I've been chasing a couple of small issues on my 2001 F-350, and put together a kit to test the fuel pressure. I know we have a few other 7.3 owners here, so I figured I would share the process. You can buy fuel pressure test kits for these trucks, but the ones I found were over $100 and you can assemble one yourself for less than half of that.
Low fuel pressure can cause a number of issues, including low power and early injector failure. If your fuel pressure is less than roughly 35 PSI under load, the injectors do not receive adequate lubrication and can develop issues. Likewise, if pressure into the injectors is too low, you won't be delivering as much fuel into the combustion chamber as you should and the truck will feel weak. Ideally you want to be within 10 PSI of 60 at idle. Anywhere from 50-70 PSI at idle is pretty normal. Under load, which is accelerating, wide open throttle, etc you should see at least 35. If it's low there can be a few different causes, but for now we'll just focus on testing it. The process is the same for the 94-97 PowerStroke trucks, but the fuel bowl fittings will be different. There are a lot of different fitting/ hose combinations that can be used to do what we're doing, this is just what I did for a temporary test setup.
The fitting that threads into the Super Duty bowl is a #4 O-ring boss. I used a #4 o-ring to #4 JIC adapter, followed by a 90* JIC elbow into a JIC hose barb. I ran 48" of diesel rated fuel line to a 1/8" NPT hose barb, which was threaded onto a 0-100 PSI liquid filled gauge temporarily attached (aka, zip tied ) to the cowl. The fuel system is fairly low pressure at this point, so barb fittings and hose clamps will work. Some folks have installed fuel pressure gauges in the cab as a permanent fixture, but with my stock truck that's unnecessary. If I were doing a permanent install, I would mount the gauge where I wanted it in the cab, then measure and have a custom hose made with crimped ends to go from #4 o-ring to whatever fitting was on the gauge I used. Regardless of how you go from fuel bowl to gauge, this is the basic process.

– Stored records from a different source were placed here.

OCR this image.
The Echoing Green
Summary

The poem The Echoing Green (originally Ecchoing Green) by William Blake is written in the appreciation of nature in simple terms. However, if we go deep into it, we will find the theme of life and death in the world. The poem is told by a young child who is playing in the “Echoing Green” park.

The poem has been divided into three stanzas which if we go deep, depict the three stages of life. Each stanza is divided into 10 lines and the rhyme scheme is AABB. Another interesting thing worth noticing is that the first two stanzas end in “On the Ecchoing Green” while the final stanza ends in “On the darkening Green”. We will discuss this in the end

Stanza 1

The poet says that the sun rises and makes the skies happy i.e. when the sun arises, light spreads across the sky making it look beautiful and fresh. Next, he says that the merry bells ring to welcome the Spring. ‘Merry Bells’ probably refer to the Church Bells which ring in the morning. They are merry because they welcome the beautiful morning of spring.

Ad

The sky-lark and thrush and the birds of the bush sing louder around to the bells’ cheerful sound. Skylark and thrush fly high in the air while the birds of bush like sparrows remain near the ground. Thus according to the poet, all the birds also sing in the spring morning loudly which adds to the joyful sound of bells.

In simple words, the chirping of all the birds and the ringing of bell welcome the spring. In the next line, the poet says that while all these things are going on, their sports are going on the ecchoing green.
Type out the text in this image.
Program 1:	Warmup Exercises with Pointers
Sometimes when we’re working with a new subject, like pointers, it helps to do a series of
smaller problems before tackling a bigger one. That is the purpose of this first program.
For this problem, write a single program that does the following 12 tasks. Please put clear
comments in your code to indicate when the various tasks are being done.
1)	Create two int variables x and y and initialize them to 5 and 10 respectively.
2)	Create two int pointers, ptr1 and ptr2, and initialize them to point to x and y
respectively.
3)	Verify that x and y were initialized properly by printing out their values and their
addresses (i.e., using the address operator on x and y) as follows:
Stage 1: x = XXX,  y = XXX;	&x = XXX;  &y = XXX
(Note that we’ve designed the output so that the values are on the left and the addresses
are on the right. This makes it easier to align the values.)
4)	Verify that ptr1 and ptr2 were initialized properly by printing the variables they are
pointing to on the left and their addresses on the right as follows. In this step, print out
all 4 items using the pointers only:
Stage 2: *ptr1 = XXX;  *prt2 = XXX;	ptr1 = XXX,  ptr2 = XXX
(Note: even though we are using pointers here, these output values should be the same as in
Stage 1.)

First, the fuel bowl. This is where your fuel filter is. It might have a stupid black, plastic cover over it with a little hinged lid. Take that dumb thing off and put it on a shelf, all it ever does is get in the way. You should see the fuel filter bowl in the center of the valley, behind the HPOP.
On the back (firewall side) left of the fuel filter bowl is a yellow lever to drain the bowl. Flip it backwards and drain the bowl. On the back right (driver's side) of the bowl is a plug.
Remove that plug. It takes a 3/16" allen wrench.
Install your o-ring fitting here.
From your o-ring fitting, attach the rest of your hose/ adapters. Don't use thread sealant on o-ring or JIC fittings, do use it on NPT fittings.
Check for leaks before you close the hood. Make sure the fuel bowl drain is closed, then turn the key on and let the fuel pump run. The pump will shut off in about 30 seconds, and you may have to turn the key off and back on for the bowl to completely refill and pressure to show on the gauge or a leak in your new system to start. Once pressure shows on the gauge, you can start the truck.
I ran my gauge over and attached it to the cowl beside the windshield wiper. If you do this, make sure the wiper doesn't hit the gauge if it starts raining.
And you're done! My truck is holding a steady 70 PSI at idle which is in the right range, tomorrow I should have the horse trailer hooked up and see what it does under a load.